None of these tools is mandatory on its own. What matters is that they converge toward a single vault and a single calendar.
Your seven-day plan
Rather than deploying everything at once, advance in steps. One goal per day:
- Day 1 — Structure. Check that your structure and legal information are up to date, and open a dedicated business account if you haven't.
- Day 2 — Contract. Set up a quote/contract template and terms of sale fitted to your activity, starting from a reliable template.
- Day 3 — Get signing. Open an electronic signature account (Yousign) and move your next agreements to online signing.
- Day 4 — GDPR. Install a compliant cookie banner, publish your legal notices and privacy policy, and start a register of processing.

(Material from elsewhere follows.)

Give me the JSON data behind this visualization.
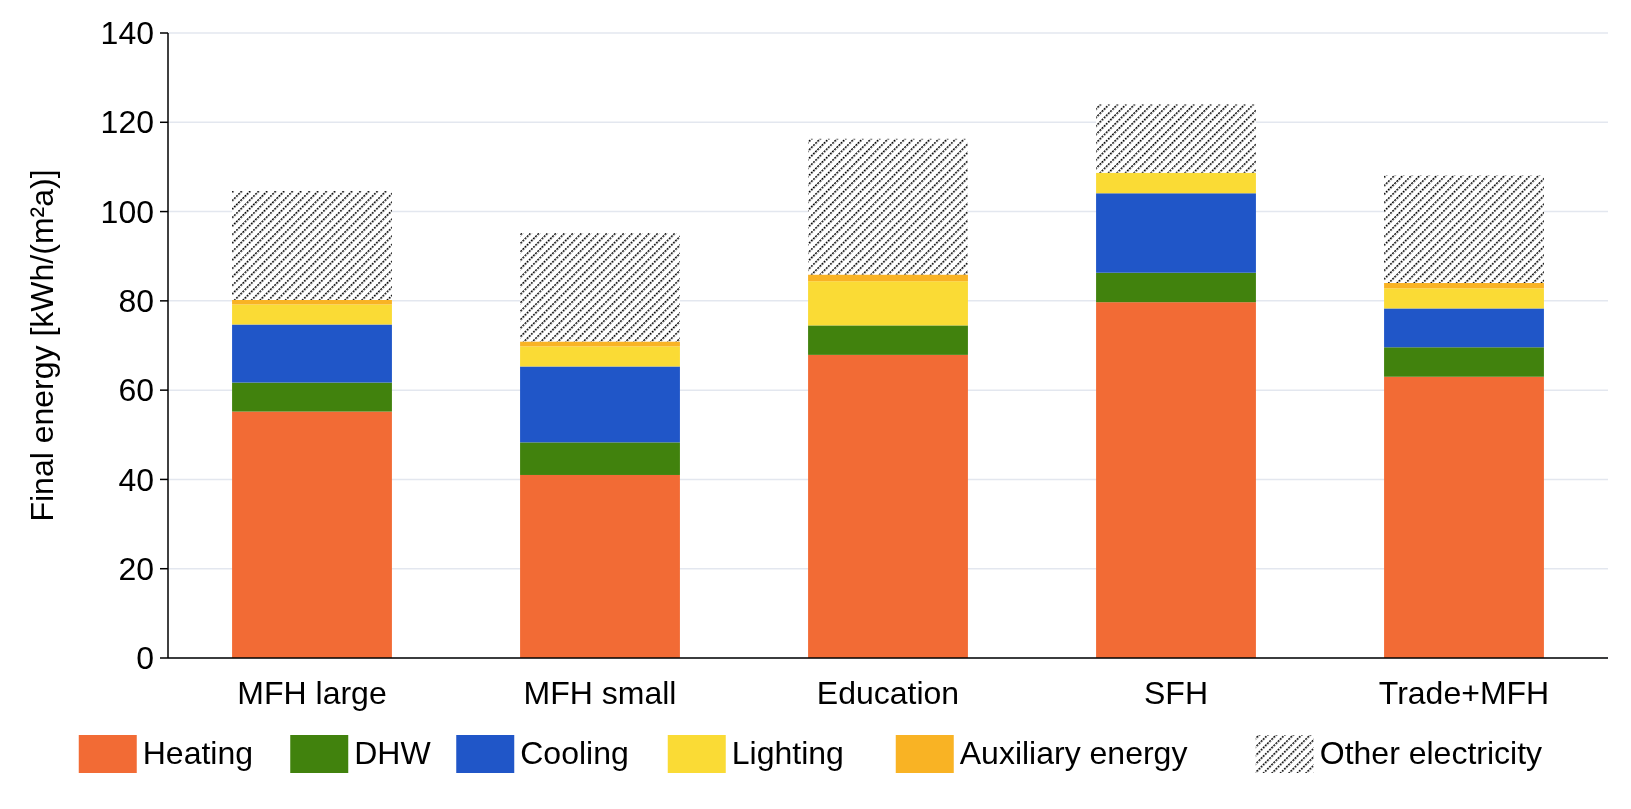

- Day 5 — Protect. Check your name's availability on the INPI database, reserve your domains, and prepare the trademark filing if the project is serious.
- Day 6 — Deadlines. Put all your obligations (URSSAF, VAT, accounts, insurance) into a calendar with reminders at D-30 and D-7, and check your professional liability insurance.
- Day 7 — Steer. Create a tracking page (Notion/Airtable) with your five indicators, organize your evidence vault, and block your fifteen-minute monthly review.
Seven days, seven moves. By the end, you have a foundation that protects, archives, reminds, and steers itself — while you work on your craft.
The mindset to keep
Three principles for what comes next:
- Regularity beats exhaustiveness. A fifteen-minute monthly review protects better than a big legal project done once and forgotten. The ritual is the real tool.
- Everything converges toward a vault and a calendar. A stack's value isn't in the number of tools but in traceability: a document dated, signed, and findable in thirty seconds, a deadline never discovered on the day itself.
- The tool prepares, humans decide at the key moments. Complex articles, dispute, fundraise, audit, strategic filing: the stack lets you arrive with a clean file, it doesn't replace advice.
Going further
This program focuses on legal and administrative matters. It connects with the other "entrepreneur's tools" modules in the catalog: the finance & operations stack (invoicing, collecting, keeping the books downstream), the sales & CRM stack (where signature and terms of sale help you close), the website & online presence stack (where your legal notices and cookie banner live), and no-code automation (which links vault and calendar without coding). Together, they draw the complete system of an entrepreneur who does, alone, what used to require a whole back office.
You now have the part everyone postpones: not just creating and selling, but protecting yourself and staying compliant without thinking about it all the time. It's that part that turns administrative anxiety into peace of mind — and that keeps the small forgotten flaw from becoming, one day, the most expensive invoice of the year.